À la découverte du musée Zadkine: deux artistes en leur domaine

En plein cœur du quartier du Montparnasse, l’atelier-musée de l’artiste d’origine russe Ossip Zadkine vient rappeler au visiteur curieux l’empreinte de ce sculpteur majeur du XXe siècle et, en filigrane, le rôle de sa discrète épouse Valentine Prax.


Ossip Zadkine (Nina Dubocs)Ouvert conformément au souhait de l’artiste et grâce à l’énergie de V. Prax, l’atelier-musée Zadkine se situe à deux pas du jardin du Luxembourg et du célèbre atelier Bourdelle. Niché dans un écrin de verdure, il vient rappeler le rôle artistique joué par ce quartier au début du siècle passé. Après des travaux d’envergure, le musée vient tout juste de rouvrir ses portes.

Jardin du musée Zadkine

Graphiste, illustrateur, mais surtout sculpteur, Ossip Zadkine s’installe à Paris en 1909, alors âgé de 19 ans, où il travaille d’abord à La Ruche et se lie avec les artistes de l’époque. Aujourd’hui réputé pour ses sculptures cubistes, Zadkine vit alors avant tout de ses œuvres graphiques, dont des illustrations pour des livres de poésie. En 1916-1917, engagé dans une Ambulance russe au sein du Service de santé des Armées, il produit de nombreuses aquarelles de guerre, malheureusement rarement exposées.

 

Ossip Zadkine

Ossip Zadkine (Nina Dubocs)

L’atelier-musée de la rue d’Assas est peu prolixe quant à la vie de l’artiste : pas de récit, pas d’anecdotes, encore moins de photos de Zadkine. On vient ici pour l’art, pas pour l’artiste.

Plus troublant encore, aucune information n’est donnée concernant Valentine Prax : Ossip Zadkine a pourtant partagé, à partir de 1928 et pour de longues années, cette résidence avec celle qui était devenue son épouse en 1920. Elle n’apparaît dans le musée qu’en tant que légataire. V. Prax fut pourtant l’une des rares femmes artistes-peintres reconnues à son époque.

 

 

Valentine Prax (Nina Dubocs)Valentine Prax

Également poète, Valentine Prax a consacré toute sa vie à l’art, traversant des périodes parfois difficiles, tenant face à l’adversité malgré sa timidité et soutenant sans relâche son époux parfois lui-même pris de doutes existentiels. Séparé durant l’exil américain de Zadkine pendant la Seconde Guerre mondiale, ce couple harmonieux, étonnamment peu chaotique, semble s’être épaulé mutuellement jusqu’au décès de Zadkine en 1967 et au-delà, puisque Valentine Prax a respecté les dernières volontés de son époux en permettant la transformation de l’atelier en musée, en 1982. La plupart des sculptures d’O. Zadkine, du cubisme à l’abstraction, y sont exposées.
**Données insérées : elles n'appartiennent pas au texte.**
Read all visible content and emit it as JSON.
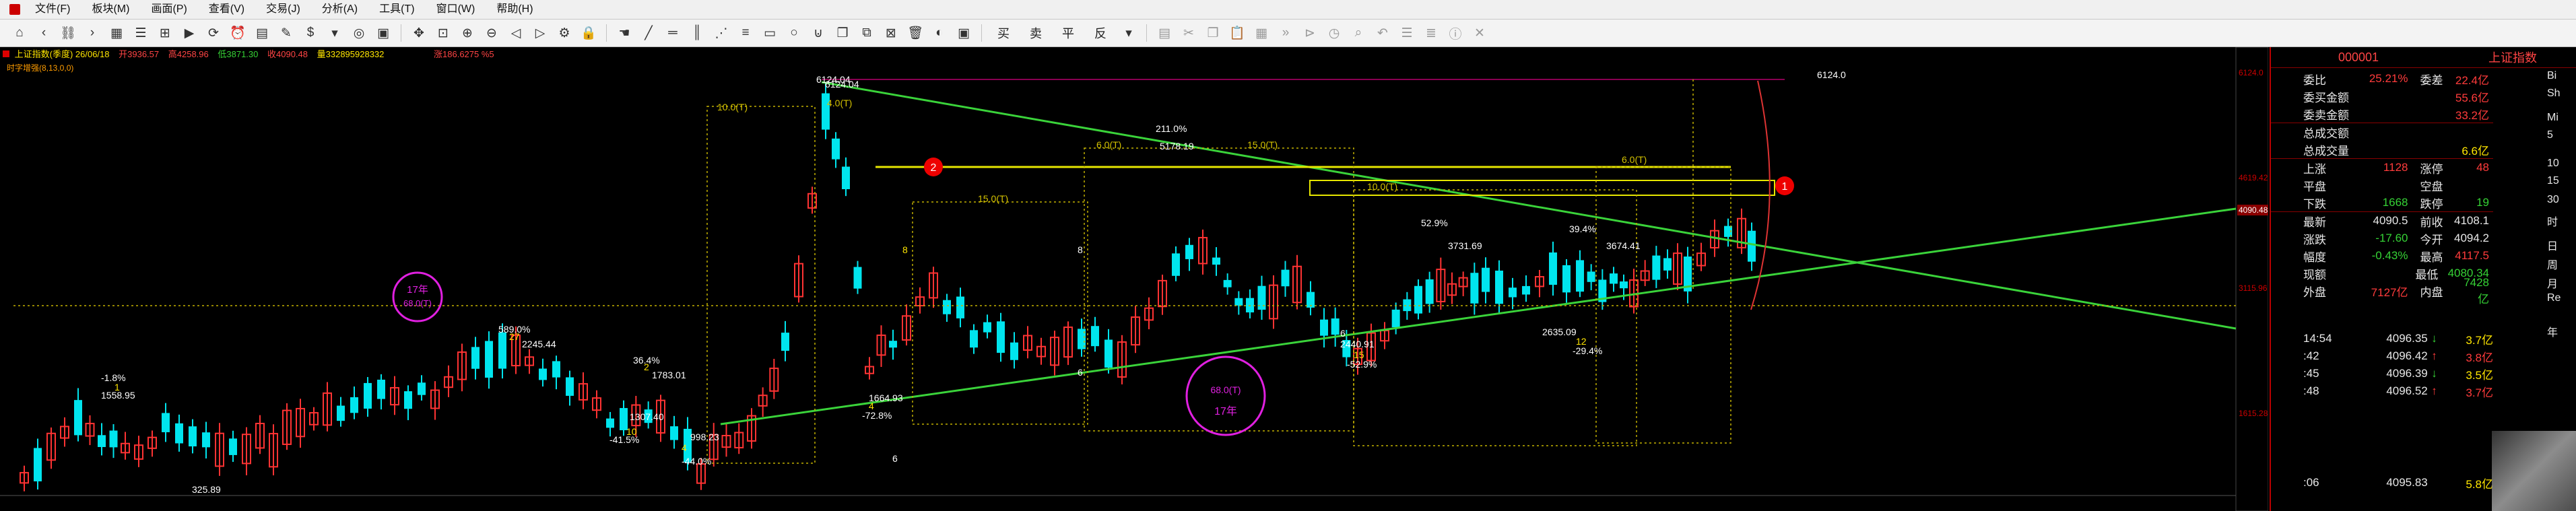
{
  "menubar": {
    "items": [
      "文件(F)",
      "板块(M)",
      "画面(P)",
      "查看(V)",
      "交易(J)",
      "分析(A)",
      "工具(T)",
      "窗口(W)",
      "帮助(H)"
    ]
  },
  "toolbar": {
    "order_labels": [
      "买",
      "卖",
      "平",
      "反"
    ]
  },
  "chart": {
    "header": {
      "title": "上证指数(季度) 26/06/18",
      "open": "开3936.57",
      "high": "高4258.96",
      "low": "低3871.30",
      "close": "收4090.48",
      "volume": "量332895928332",
      "change": "涨186.6275 %5"
    },
    "indicator": "时字增强(8,13,0,0)",
    "markers": {
      "circle1": "1",
      "circle2": "2"
    },
    "annotations": [
      {
        "t": "1558.95",
        "c": "#ffffff"
      },
      {
        "t": "-1.8%",
        "c": "#ffffff"
      },
      {
        "t": "1",
        "c": "#ffe600"
      },
      {
        "t": "325.89",
        "c": "#ffffff"
      },
      {
        "t": "589.0%",
        "c": "#ffffff"
      },
      {
        "t": "2245.44",
        "c": "#ffffff"
      },
      {
        "t": "27",
        "c": "#ffe600"
      },
      {
        "t": "36.4%",
        "c": "#ffffff"
      },
      {
        "t": "1783.01",
        "c": "#ffffff"
      },
      {
        "t": "2",
        "c": "#ffe600"
      },
      {
        "t": "1307.40",
        "c": "#ffffff"
      },
      {
        "t": "10",
        "c": "#ffe600"
      },
      {
        "t": "-41.5%",
        "c": "#ffffff"
      },
      {
        "t": "998.23",
        "c": "#ffffff"
      },
      {
        "t": "4",
        "c": "#ffe600"
      },
      {
        "t": "-44.0%",
        "c": "#ffffff"
      },
      {
        "t": "6124.04",
        "c": "#ffffff"
      },
      {
        "t": "6124.04",
        "c": "#ffffff"
      },
      {
        "t": "1664.93",
        "c": "#ffffff"
      },
      {
        "t": "-72.8%",
        "c": "#ffffff"
      },
      {
        "t": "4",
        "c": "#ffe600"
      },
      {
        "t": "211.0%",
        "c": "#ffffff"
      },
      {
        "t": "5178.19",
        "c": "#ffffff"
      },
      {
        "t": "2440.91",
        "c": "#ffffff"
      },
      {
        "t": "15",
        "c": "#ffe600"
      },
      {
        "t": "-52.9%",
        "c": "#ffffff"
      },
      {
        "t": "52.9%",
        "c": "#ffffff"
      },
      {
        "t": "3731.69",
        "c": "#ffffff"
      },
      {
        "t": "39.4%",
        "c": "#ffffff"
      },
      {
        "t": "3674.41",
        "c": "#ffffff"
      },
      {
        "t": "2635.09",
        "c": "#ffffff"
      },
      {
        "t": "12",
        "c": "#ffe600"
      },
      {
        "t": "-29.4%",
        "c": "#ffffff"
      },
      {
        "t": "6124.0",
        "c": "#ffffff"
      },
      {
        "t": "10.0(T)",
        "c": "#d4c200"
      },
      {
        "t": "4.0(T)",
        "c": "#d4c200"
      },
      {
        "t": "15.0(T)",
        "c": "#d4c200"
      },
      {
        "t": "6.0(T)",
        "c": "#d4c200"
      },
      {
        "t": "15.0(T)",
        "c": "#d4c200"
      },
      {
        "t": "10.0(T)",
        "c": "#d4c200"
      },
      {
        "t": "6.0(T)",
        "c": "#d4c200"
      },
      {
        "t": "8",
        "c": "#ffe600"
      },
      {
        "t": "6",
        "c": "#ffffff"
      },
      {
        "t": "8",
        "c": "#ffffff"
      },
      {
        "t": "6",
        "c": "#ffffff"
      },
      {
        "t": "6",
        "c": "#ffffff"
      },
      {
        "t": "4",
        "c": "#ffffff"
      }
    ],
    "circle_a": {
      "top": "17年",
      "bottom": "68.0(T)"
    },
    "circle_b": {
      "top": "68.0(T)",
      "bottom": "17年"
    },
    "price_tags": [
      "6124.0",
      "4619.42",
      "4090.48",
      "3115.96",
      "1615.28"
    ]
  },
  "quote": {
    "code": "000001",
    "name": "上证指数",
    "rows": [
      {
        "l": "委比",
        "v": "25.21%",
        "vc": "red",
        "l2": "委差",
        "v2": "22.4亿",
        "v2c": "red"
      },
      {
        "l": "委买金额",
        "v": "",
        "vc": "white",
        "l2": "",
        "v2": "55.6亿",
        "v2c": "red"
      },
      {
        "l": "委卖金额",
        "v": "",
        "vc": "white",
        "l2": "",
        "v2": "33.2亿",
        "v2c": "red"
      },
      {
        "l": "总成交额",
        "v": "",
        "vc": "white",
        "l2": "",
        "v2": "",
        "v2c": "white"
      },
      {
        "l": "总成交量",
        "v": "",
        "vc": "white",
        "l2": "",
        "v2": "6.6亿",
        "v2c": "yellow"
      },
      {
        "l": "上涨",
        "v": "1128",
        "vc": "red",
        "l2": "涨停",
        "v2": "48",
        "v2c": "red"
      },
      {
        "l": "平盘",
        "v": "",
        "vc": "white",
        "l2": "空盘",
        "v2": "",
        "v2c": "white"
      },
      {
        "l": "下跌",
        "v": "1668",
        "vc": "green",
        "l2": "跌停",
        "v2": "19",
        "v2c": "green"
      },
      {
        "l": "最新",
        "v": "4090.5",
        "vc": "white",
        "l2": "前收",
        "v2": "4108.1",
        "v2c": "white"
      },
      {
        "l": "涨跌",
        "v": "-17.60",
        "vc": "green",
        "l2": "今开",
        "v2": "4094.2",
        "v2c": "white"
      },
      {
        "l": "幅度",
        "v": "-0.43%",
        "vc": "green",
        "l2": "最高",
        "v2": "4117.5",
        "v2c": "red"
      },
      {
        "l": "现额",
        "v": "",
        "vc": "white",
        "l2": "最低",
        "v2": "4080.34",
        "v2c": "green"
      },
      {
        "l": "外盘",
        "v": "7127亿",
        "vc": "red",
        "l2": "内盘",
        "v2": "7428亿",
        "v2c": "green"
      }
    ],
    "ticks": [
      {
        "t": "14:54",
        "p": "4096.35",
        "a": "↓",
        "ac": "green",
        "q": "3.7亿",
        "qc": "yellow"
      },
      {
        "t": ":42",
        "p": "4096.42",
        "a": "↑",
        "ac": "red",
        "q": "3.8亿",
        "qc": "red"
      },
      {
        "t": ":45",
        "p": "4096.39",
        "a": "↓",
        "ac": "green",
        "q": "3.5亿",
        "qc": "yellow"
      },
      {
        "t": ":48",
        "p": "4096.52",
        "a": "↑",
        "ac": "red",
        "q": "3.7亿",
        "qc": "red"
      },
      {
        "t": ":06",
        "p": "4095.83",
        "a": "",
        "ac": "white",
        "q": "5.8亿",
        "qc": "yellow"
      }
    ],
    "side_chars": [
      "Bi",
      "Sh",
      "Mi",
      "5",
      "10",
      "15",
      "30",
      "时",
      "日",
      "周",
      "月",
      "Re",
      "年"
    ]
  }
}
 L'oiseau d'or (Ossip Zadkine)

    L’Oiseau d’or, O. Zadkine (1924)

Cet « oubli » du rôle artistique mais aussi testamentaire et personnel, de V. Prax ne rend justice ni au travail acharné de V. Prax, ni à l’implication d’O. Zadkine face à une compagne qu’il a encouragée jusqu’à son dernier souffle : « Fais ton propre travail car ce n’est que pour ça que nous sommes ici-bas. Ton O. », lui écrivait-il à la veille de sa disparition (O. Zadkine, Lettre posthume à Valentine, 1967, site internet du musée Zadkine).
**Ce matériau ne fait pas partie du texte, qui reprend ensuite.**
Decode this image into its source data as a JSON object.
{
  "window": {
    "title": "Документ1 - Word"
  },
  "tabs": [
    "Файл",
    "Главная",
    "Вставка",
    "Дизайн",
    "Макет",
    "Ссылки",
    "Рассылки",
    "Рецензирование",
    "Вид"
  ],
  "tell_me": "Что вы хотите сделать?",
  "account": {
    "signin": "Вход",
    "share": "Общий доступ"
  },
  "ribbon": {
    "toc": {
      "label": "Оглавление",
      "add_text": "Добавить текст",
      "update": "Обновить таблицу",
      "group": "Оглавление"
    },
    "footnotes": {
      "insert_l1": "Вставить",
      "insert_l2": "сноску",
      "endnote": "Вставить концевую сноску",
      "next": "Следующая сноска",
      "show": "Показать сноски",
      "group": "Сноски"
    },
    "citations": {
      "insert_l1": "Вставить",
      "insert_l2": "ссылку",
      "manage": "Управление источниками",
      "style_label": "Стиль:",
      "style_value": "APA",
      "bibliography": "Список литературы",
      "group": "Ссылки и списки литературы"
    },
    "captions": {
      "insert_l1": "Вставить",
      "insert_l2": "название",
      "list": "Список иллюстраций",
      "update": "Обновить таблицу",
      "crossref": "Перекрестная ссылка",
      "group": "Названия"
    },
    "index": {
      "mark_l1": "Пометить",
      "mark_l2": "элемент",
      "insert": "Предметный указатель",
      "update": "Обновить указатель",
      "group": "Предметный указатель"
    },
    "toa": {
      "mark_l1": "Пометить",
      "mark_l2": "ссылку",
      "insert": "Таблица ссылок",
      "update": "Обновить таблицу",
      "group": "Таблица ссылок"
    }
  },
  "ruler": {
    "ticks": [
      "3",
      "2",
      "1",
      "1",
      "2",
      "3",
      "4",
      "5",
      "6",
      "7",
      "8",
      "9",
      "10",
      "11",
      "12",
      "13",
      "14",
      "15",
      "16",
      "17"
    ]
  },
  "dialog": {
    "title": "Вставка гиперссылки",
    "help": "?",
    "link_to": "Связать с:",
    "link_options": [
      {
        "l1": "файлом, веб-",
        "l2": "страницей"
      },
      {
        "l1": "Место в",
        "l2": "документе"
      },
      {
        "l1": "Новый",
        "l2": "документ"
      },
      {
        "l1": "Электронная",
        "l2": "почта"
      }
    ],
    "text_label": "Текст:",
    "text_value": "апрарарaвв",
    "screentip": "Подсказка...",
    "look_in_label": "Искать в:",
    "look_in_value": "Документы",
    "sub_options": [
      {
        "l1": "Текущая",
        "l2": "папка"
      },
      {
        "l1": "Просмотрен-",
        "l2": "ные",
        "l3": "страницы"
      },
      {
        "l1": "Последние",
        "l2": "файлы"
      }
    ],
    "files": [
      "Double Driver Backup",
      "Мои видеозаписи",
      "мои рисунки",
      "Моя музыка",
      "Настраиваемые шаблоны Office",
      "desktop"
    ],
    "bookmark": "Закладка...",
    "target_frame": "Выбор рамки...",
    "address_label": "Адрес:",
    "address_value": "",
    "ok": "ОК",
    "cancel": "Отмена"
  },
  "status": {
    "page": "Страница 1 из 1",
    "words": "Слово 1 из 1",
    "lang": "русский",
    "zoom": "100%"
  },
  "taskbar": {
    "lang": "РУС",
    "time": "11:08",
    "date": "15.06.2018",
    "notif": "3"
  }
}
Hermaphrodite (Ossip Zadkine)Tête d'homme (O. Zadkine)

  Hermaphrodite, O. Zadkine (1914)                              Tête d’homme, O. Zadkine (1922)

Entièrement rénové, le musée Zadkine a rouvert ses portes le 27 septembre dernier et accueille actuellement une exposition intitulée Le Rêveur de la Forêt (visible jusqu’au 23 février 2020). Ainsi, les œuvres de Zadkine se mêlent à celles d’artistes qui lui furent contemporains ou qui le sont pour le visiteur, présentant des styles et des médiums variés.
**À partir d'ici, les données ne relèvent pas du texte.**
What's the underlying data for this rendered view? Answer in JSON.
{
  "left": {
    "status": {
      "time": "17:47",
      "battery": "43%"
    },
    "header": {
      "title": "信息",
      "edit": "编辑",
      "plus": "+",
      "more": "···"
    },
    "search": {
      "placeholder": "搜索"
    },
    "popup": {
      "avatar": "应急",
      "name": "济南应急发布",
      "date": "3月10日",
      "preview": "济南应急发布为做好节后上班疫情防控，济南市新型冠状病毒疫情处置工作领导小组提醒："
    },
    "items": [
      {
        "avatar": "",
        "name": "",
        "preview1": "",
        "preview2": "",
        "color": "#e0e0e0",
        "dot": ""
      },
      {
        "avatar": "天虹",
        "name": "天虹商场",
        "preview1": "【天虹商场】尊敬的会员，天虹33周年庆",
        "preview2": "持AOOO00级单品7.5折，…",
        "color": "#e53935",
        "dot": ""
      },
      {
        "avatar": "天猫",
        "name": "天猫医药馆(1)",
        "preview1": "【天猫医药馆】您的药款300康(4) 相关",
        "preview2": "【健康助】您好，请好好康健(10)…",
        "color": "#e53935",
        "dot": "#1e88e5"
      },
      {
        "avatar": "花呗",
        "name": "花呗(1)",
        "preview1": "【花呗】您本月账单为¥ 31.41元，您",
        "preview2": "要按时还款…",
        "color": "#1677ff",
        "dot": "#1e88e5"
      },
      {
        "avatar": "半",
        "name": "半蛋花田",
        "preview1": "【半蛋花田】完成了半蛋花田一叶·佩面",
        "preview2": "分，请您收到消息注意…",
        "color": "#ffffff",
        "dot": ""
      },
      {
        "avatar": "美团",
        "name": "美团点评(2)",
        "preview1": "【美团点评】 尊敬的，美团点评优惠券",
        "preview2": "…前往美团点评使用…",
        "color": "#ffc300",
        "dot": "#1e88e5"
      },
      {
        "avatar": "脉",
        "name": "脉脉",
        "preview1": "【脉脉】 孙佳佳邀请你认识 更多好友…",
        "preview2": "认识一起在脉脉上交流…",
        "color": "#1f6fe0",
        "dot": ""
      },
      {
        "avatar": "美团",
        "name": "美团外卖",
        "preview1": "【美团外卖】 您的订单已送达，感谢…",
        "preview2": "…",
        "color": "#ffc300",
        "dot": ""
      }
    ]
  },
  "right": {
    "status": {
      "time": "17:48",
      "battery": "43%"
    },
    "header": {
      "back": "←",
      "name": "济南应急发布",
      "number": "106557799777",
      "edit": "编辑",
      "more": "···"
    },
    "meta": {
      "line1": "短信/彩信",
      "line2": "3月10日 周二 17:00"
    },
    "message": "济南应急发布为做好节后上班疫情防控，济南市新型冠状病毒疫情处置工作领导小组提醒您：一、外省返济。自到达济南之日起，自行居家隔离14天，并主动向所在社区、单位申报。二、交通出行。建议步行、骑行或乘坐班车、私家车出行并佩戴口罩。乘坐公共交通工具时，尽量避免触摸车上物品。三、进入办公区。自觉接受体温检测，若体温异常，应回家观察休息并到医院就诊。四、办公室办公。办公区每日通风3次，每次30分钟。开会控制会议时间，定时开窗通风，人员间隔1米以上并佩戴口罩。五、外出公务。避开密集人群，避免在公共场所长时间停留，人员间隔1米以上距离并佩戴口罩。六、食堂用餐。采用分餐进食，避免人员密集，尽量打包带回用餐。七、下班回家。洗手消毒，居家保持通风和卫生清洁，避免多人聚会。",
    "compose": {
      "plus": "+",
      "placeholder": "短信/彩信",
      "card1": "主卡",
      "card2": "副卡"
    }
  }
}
Le sommeil (Auguste Rodin)

Le sommeil, Auguste Rodin (sur fond sonore de la forêt)

Plus lumineuse désormais, cette enclave bucolique cachée au fond d’une cour reste avant tout le lieu de présentation des grandes sculptures de l’artiste (en extérieur) et de ses œuvres plus « intimes », présentées dans les petites pièces de l’intérieur.

Jardin du musée O. Zadkine

Vrai havre de paix et de création, le jardin du musée voit s’entremêler en une parfaite symbiose plantes et sculptures. Quoi de mieux pour évoquer le mythique autant que discret couple Zadkine-Pax, qui sembla trouver là, au cœur d’une époque furieuse mais inventive, le ferment inspirant de créations authentiques ?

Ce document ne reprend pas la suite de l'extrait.